My great-great-grandfather, John's brother James Henry Murrell, had to go all the way to southern Louisiana to escape the bad reputation John had given the family name.
I have a number of ne'er-do-wells in my ancestry. One of the wildest stories is about Jean Serreau, one of my mom's forebears, who was a landholder in Nova Scotia (then called Acadia) in the late seventeenth century. Apparently he came home one day to find his wife in bed with a Swiss army officer, and was so outraged that he walloped the guy in the head with a heavy object and killed him. (Brings coitus interruptus to new heights, doesn't it?) He was promptly arrested and looked likely to hang, but his status gave him the leeway to sue for a pardon. He eventually had to go to France and appeal to the very top -- King Louis XIV -- who upon hearing the case pardoned Serreau immediately.
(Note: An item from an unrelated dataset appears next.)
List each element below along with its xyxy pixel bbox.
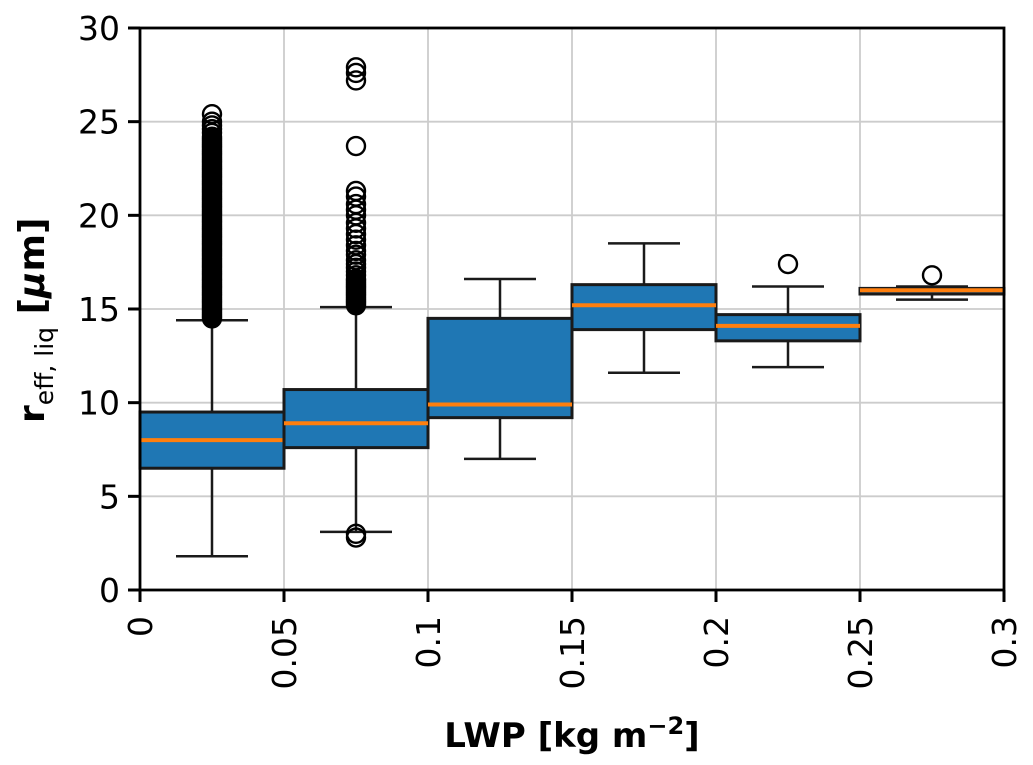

"Do not fret, Monsieur," the king told Serreau. "I would have done the same thing."
Like all families, mine has its share of tragedy. My mother's great-grandmother, Florida (Perilloux) Meyer-Lévy, was widowed at the young age of 37, and unlike the redoubtable Sarah never married again. Her husband was apparently an unreliable sort, a breeder of horses who "made bad deals while drunk" (this sort of thing seems to run in my family). Florida was left penniless with nine children, four of them under the age of ten, at his death. She rented out her home as an inn, making enough to squeak by, but ultimately had to sell the house and ended her life as a domestic servant. Here's a photo of her, taken shortly before her death at age 77 -- can't you see the hard times etched into her face?
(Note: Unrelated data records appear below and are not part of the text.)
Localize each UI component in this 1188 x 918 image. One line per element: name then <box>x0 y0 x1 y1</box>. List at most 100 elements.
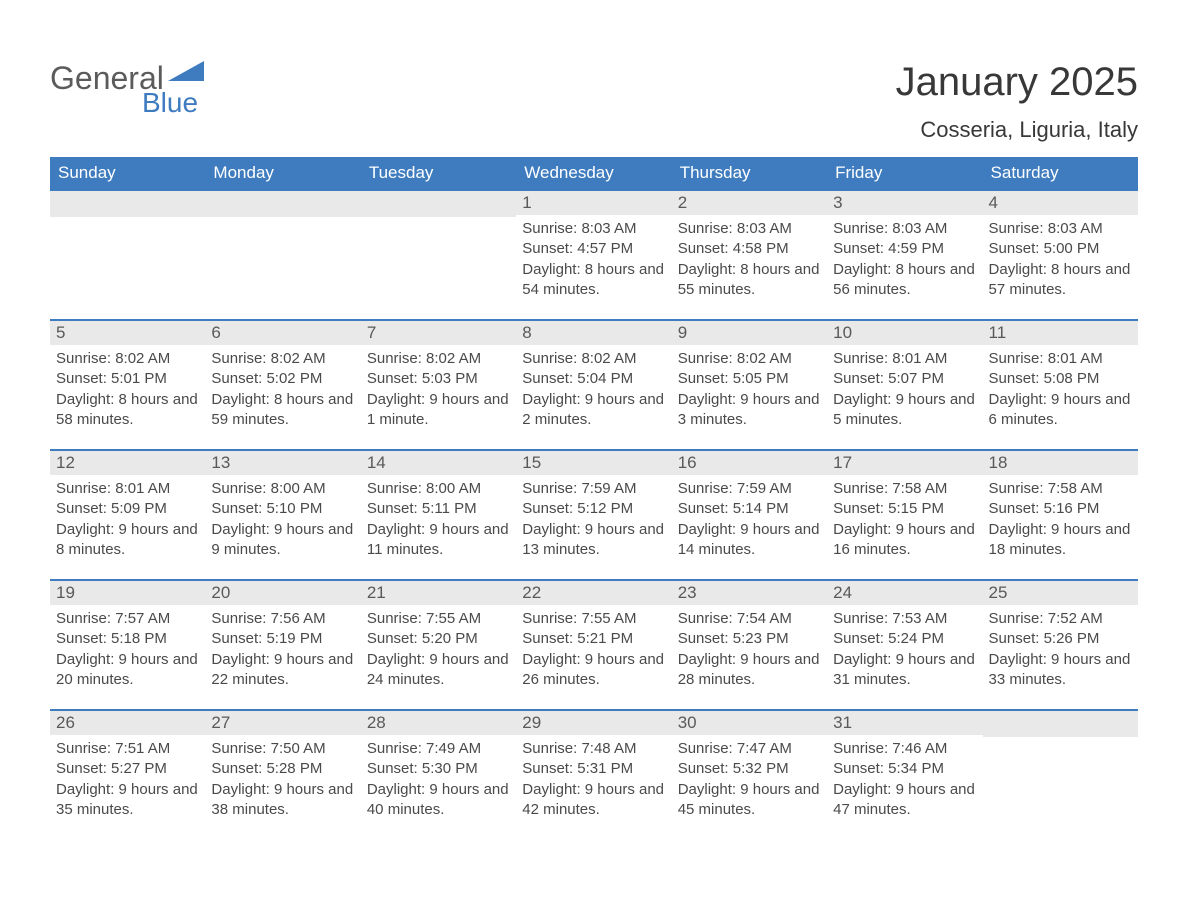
sunset-text: Sunset: 5:03 PM <box>367 369 510 389</box>
sunset-text: Sunset: 5:07 PM <box>833 369 976 389</box>
day-data: Sunrise: 8:03 AMSunset: 4:57 PMDaylight:… <box>516 215 671 312</box>
daylight-text: Daylight: 9 hours and 22 minutes. <box>211 650 354 691</box>
daylight-text: Daylight: 9 hours and 47 minutes. <box>833 780 976 821</box>
daylight-text: Daylight: 8 hours and 55 minutes. <box>678 260 821 301</box>
daylight-text: Daylight: 9 hours and 35 minutes. <box>56 780 199 821</box>
sunrise-text: Sunrise: 7:53 AM <box>833 609 976 629</box>
calendar-cell: 6Sunrise: 8:02 AMSunset: 5:02 PMDaylight… <box>205 321 360 449</box>
calendar-cell: 31Sunrise: 7:46 AMSunset: 5:34 PMDayligh… <box>827 711 982 839</box>
daylight-text: Daylight: 8 hours and 59 minutes. <box>211 390 354 431</box>
empty-day <box>50 191 205 217</box>
sunrise-text: Sunrise: 7:47 AM <box>678 739 821 759</box>
day-number: 21 <box>361 581 516 605</box>
sunset-text: Sunset: 5:18 PM <box>56 629 199 649</box>
day-number: 31 <box>827 711 982 735</box>
day-number: 5 <box>50 321 205 345</box>
day-data: Sunrise: 7:59 AMSunset: 5:12 PMDaylight:… <box>516 475 671 572</box>
day-number: 9 <box>672 321 827 345</box>
week-row: 26Sunrise: 7:51 AMSunset: 5:27 PMDayligh… <box>50 709 1138 839</box>
day-number: 3 <box>827 191 982 215</box>
day-data: Sunrise: 7:47 AMSunset: 5:32 PMDaylight:… <box>672 735 827 832</box>
day-data: Sunrise: 8:01 AMSunset: 5:07 PMDaylight:… <box>827 345 982 442</box>
daylight-text: Daylight: 9 hours and 31 minutes. <box>833 650 976 691</box>
sunset-text: Sunset: 4:59 PM <box>833 239 976 259</box>
day-data: Sunrise: 7:55 AMSunset: 5:20 PMDaylight:… <box>361 605 516 702</box>
calendar-cell: 29Sunrise: 7:48 AMSunset: 5:31 PMDayligh… <box>516 711 671 839</box>
daylight-text: Daylight: 9 hours and 18 minutes. <box>989 520 1132 561</box>
daylight-text: Daylight: 9 hours and 8 minutes. <box>56 520 199 561</box>
sunset-text: Sunset: 5:02 PM <box>211 369 354 389</box>
day-data: Sunrise: 7:56 AMSunset: 5:19 PMDaylight:… <box>205 605 360 702</box>
daylight-text: Daylight: 9 hours and 5 minutes. <box>833 390 976 431</box>
day-number: 29 <box>516 711 671 735</box>
calendar-cell: 9Sunrise: 8:02 AMSunset: 5:05 PMDaylight… <box>672 321 827 449</box>
day-data: Sunrise: 7:52 AMSunset: 5:26 PMDaylight:… <box>983 605 1138 702</box>
weeks-container: 1Sunrise: 8:03 AMSunset: 4:57 PMDaylight… <box>50 189 1138 839</box>
empty-day <box>205 191 360 217</box>
calendar-cell: 25Sunrise: 7:52 AMSunset: 5:26 PMDayligh… <box>983 581 1138 709</box>
sunset-text: Sunset: 5:09 PM <box>56 499 199 519</box>
calendar-cell: 23Sunrise: 7:54 AMSunset: 5:23 PMDayligh… <box>672 581 827 709</box>
sunset-text: Sunset: 5:05 PM <box>678 369 821 389</box>
calendar-cell: 16Sunrise: 7:59 AMSunset: 5:14 PMDayligh… <box>672 451 827 579</box>
day-data: Sunrise: 7:46 AMSunset: 5:34 PMDaylight:… <box>827 735 982 832</box>
calendar-cell: 3Sunrise: 8:03 AMSunset: 4:59 PMDaylight… <box>827 191 982 319</box>
day-data: Sunrise: 8:01 AMSunset: 5:09 PMDaylight:… <box>50 475 205 572</box>
sunset-text: Sunset: 5:23 PM <box>678 629 821 649</box>
sunset-text: Sunset: 5:20 PM <box>367 629 510 649</box>
sunset-text: Sunset: 5:12 PM <box>522 499 665 519</box>
day-number: 6 <box>205 321 360 345</box>
sunset-text: Sunset: 4:58 PM <box>678 239 821 259</box>
sunset-text: Sunset: 5:19 PM <box>211 629 354 649</box>
week-row: 1Sunrise: 8:03 AMSunset: 4:57 PMDaylight… <box>50 189 1138 319</box>
day-data: Sunrise: 7:58 AMSunset: 5:16 PMDaylight:… <box>983 475 1138 572</box>
sunrise-text: Sunrise: 7:59 AM <box>522 479 665 499</box>
day-data: Sunrise: 7:48 AMSunset: 5:31 PMDaylight:… <box>516 735 671 832</box>
daylight-text: Daylight: 9 hours and 45 minutes. <box>678 780 821 821</box>
calendar-cell <box>361 191 516 319</box>
day-data: Sunrise: 8:03 AMSunset: 4:59 PMDaylight:… <box>827 215 982 312</box>
daylight-text: Daylight: 9 hours and 38 minutes. <box>211 780 354 821</box>
calendar-cell: 22Sunrise: 7:55 AMSunset: 5:21 PMDayligh… <box>516 581 671 709</box>
sunrise-text: Sunrise: 7:49 AM <box>367 739 510 759</box>
sunset-text: Sunset: 5:11 PM <box>367 499 510 519</box>
calendar-cell <box>205 191 360 319</box>
day-data: Sunrise: 8:00 AMSunset: 5:10 PMDaylight:… <box>205 475 360 572</box>
calendar-cell: 17Sunrise: 7:58 AMSunset: 5:15 PMDayligh… <box>827 451 982 579</box>
sunrise-text: Sunrise: 7:59 AM <box>678 479 821 499</box>
sunrise-text: Sunrise: 8:02 AM <box>367 349 510 369</box>
day-number: 20 <box>205 581 360 605</box>
sunset-text: Sunset: 5:10 PM <box>211 499 354 519</box>
calendar-cell: 27Sunrise: 7:50 AMSunset: 5:28 PMDayligh… <box>205 711 360 839</box>
sunrise-text: Sunrise: 8:01 AM <box>833 349 976 369</box>
calendar-cell: 18Sunrise: 7:58 AMSunset: 5:16 PMDayligh… <box>983 451 1138 579</box>
sunrise-text: Sunrise: 7:55 AM <box>367 609 510 629</box>
calendar-cell: 2Sunrise: 8:03 AMSunset: 4:58 PMDaylight… <box>672 191 827 319</box>
dayheader: Sunday <box>50 157 205 189</box>
sunrise-text: Sunrise: 8:03 AM <box>833 219 976 239</box>
sunset-text: Sunset: 5:28 PM <box>211 759 354 779</box>
daylight-text: Daylight: 9 hours and 26 minutes. <box>522 650 665 691</box>
calendar-cell: 14Sunrise: 8:00 AMSunset: 5:11 PMDayligh… <box>361 451 516 579</box>
dayheader: Tuesday <box>361 157 516 189</box>
week-row: 19Sunrise: 7:57 AMSunset: 5:18 PMDayligh… <box>50 579 1138 709</box>
sunrise-text: Sunrise: 8:03 AM <box>522 219 665 239</box>
sunset-text: Sunset: 5:34 PM <box>833 759 976 779</box>
daylight-text: Daylight: 8 hours and 56 minutes. <box>833 260 976 301</box>
day-number: 30 <box>672 711 827 735</box>
calendar-cell <box>983 711 1138 839</box>
sunset-text: Sunset: 5:26 PM <box>989 629 1132 649</box>
day-number: 22 <box>516 581 671 605</box>
week-row: 12Sunrise: 8:01 AMSunset: 5:09 PMDayligh… <box>50 449 1138 579</box>
daylight-text: Daylight: 9 hours and 40 minutes. <box>367 780 510 821</box>
day-number: 17 <box>827 451 982 475</box>
day-data: Sunrise: 7:50 AMSunset: 5:28 PMDaylight:… <box>205 735 360 832</box>
calendar-cell <box>50 191 205 319</box>
dayheader: Wednesday <box>516 157 671 189</box>
daylight-text: Daylight: 9 hours and 28 minutes. <box>678 650 821 691</box>
sunrise-text: Sunrise: 8:03 AM <box>989 219 1132 239</box>
empty-day <box>983 711 1138 737</box>
calendar-cell: 30Sunrise: 7:47 AMSunset: 5:32 PMDayligh… <box>672 711 827 839</box>
empty-day <box>361 191 516 217</box>
sunrise-text: Sunrise: 7:46 AM <box>833 739 976 759</box>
It's tempting to be all edified by her tale, and see in it stalwart courage and an indomitable nature, but in reality, who knows how she dealt with her adversity? She died when my mother was only three years old, and according to my mom and her cousins, no one much talked about that side of the family. So anything I could extract about her character from what I know of her life would only be a surmise, with no more anchor in reality than the happy Pilgrims and Natives eating turkey together on the First Thanksgiving.
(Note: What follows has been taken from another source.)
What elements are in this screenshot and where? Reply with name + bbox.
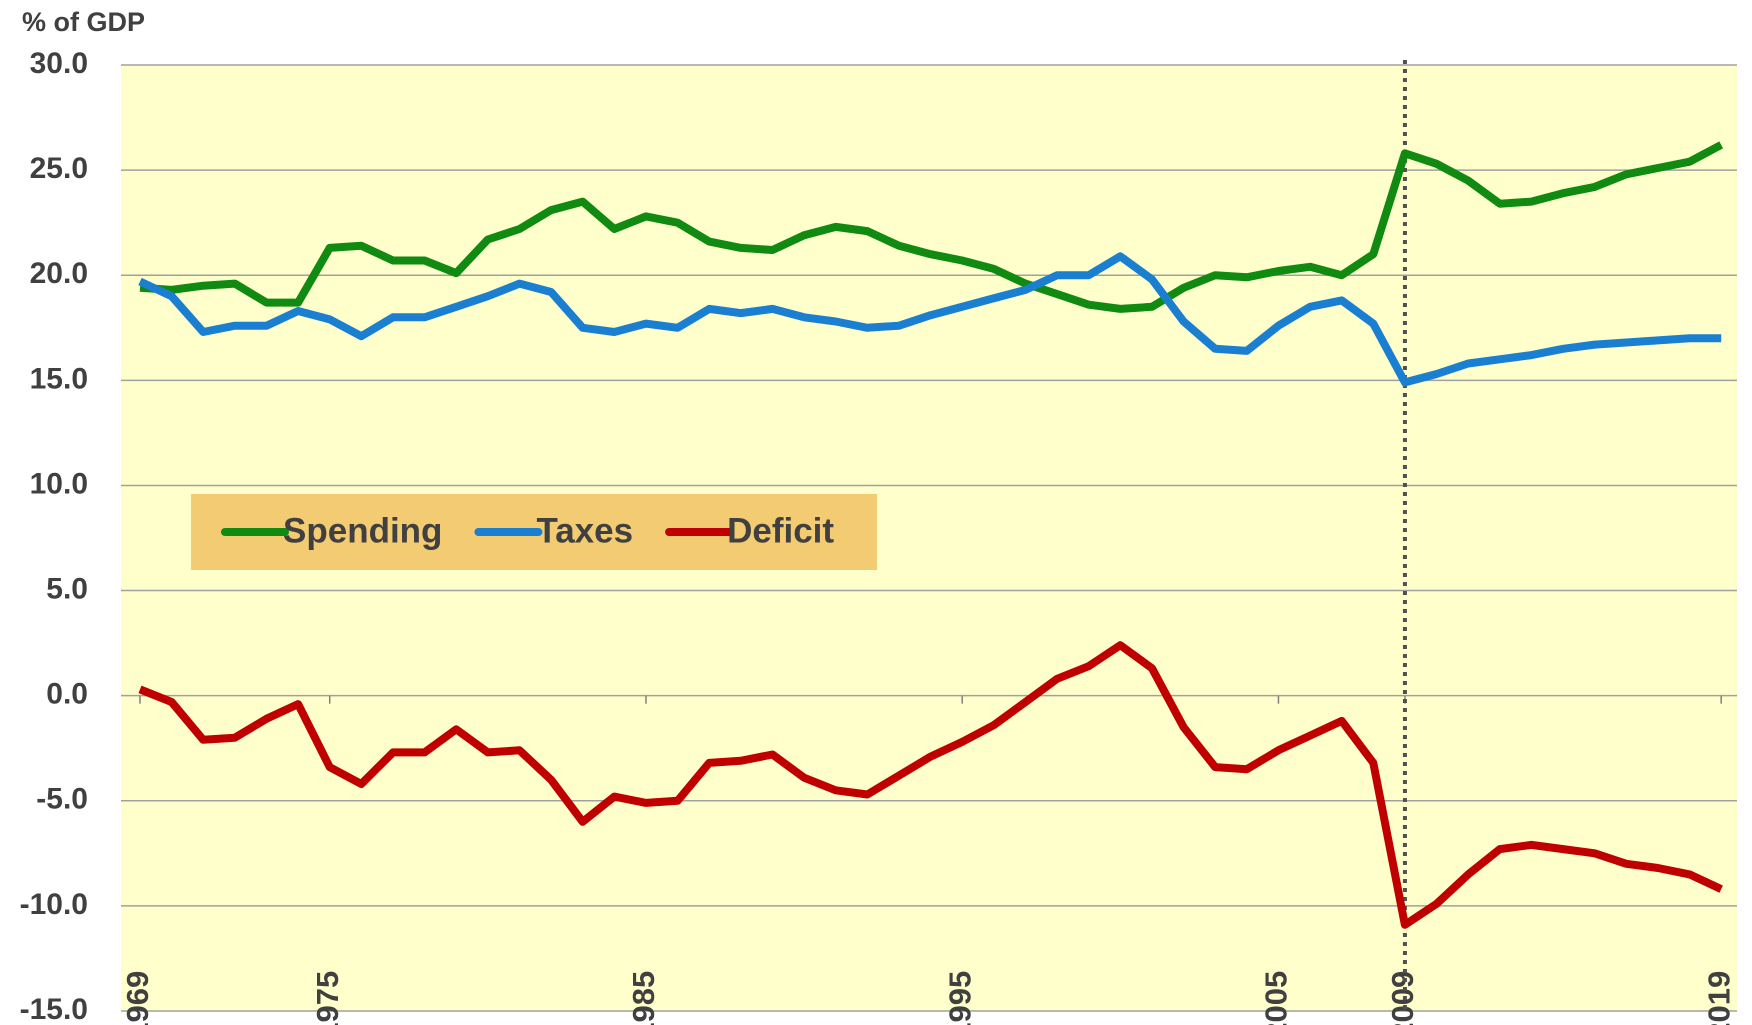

The truth, of course, is something you can't really tell from looking at a family tree; my ancestry, like everyone's, is made up of a broad cast of characters, kind and nasty, rich and poor, honest and dishonest, servant and master. We're too quick to jump into fairy tales about noble blood and hereditary lordship, without keeping in mind that a lot of those noble lords were (frankly) nuttier than squirrel shit. Pride in ancestry has all too often slipped into racism and tribalism and xenophobia, and realistically speaking, it's not even justifiable on a factual basis.
Anyhow, those are my thoughts on Thanksgiving. We're all the products of a mixed bag of forebears, and if you go back far enough -- honestly, only four thousand years or so, by most anthropologists' estimates -- we're all related, descending from the same pool of ancestors who "fucked successfully at least once." No real point of pride there, or at least, nothing that you should feel superior about.
Much more important, really, how we treat others here and now.
So for those of you celebrating, I hope you enjoy your meals, and I hope you all stay healthy and happy in these fractious times. Take care of those around you -- let that be the legacy we leave behind, and maybe our descendants a hundred years from now will remember at least a little bit about who we were.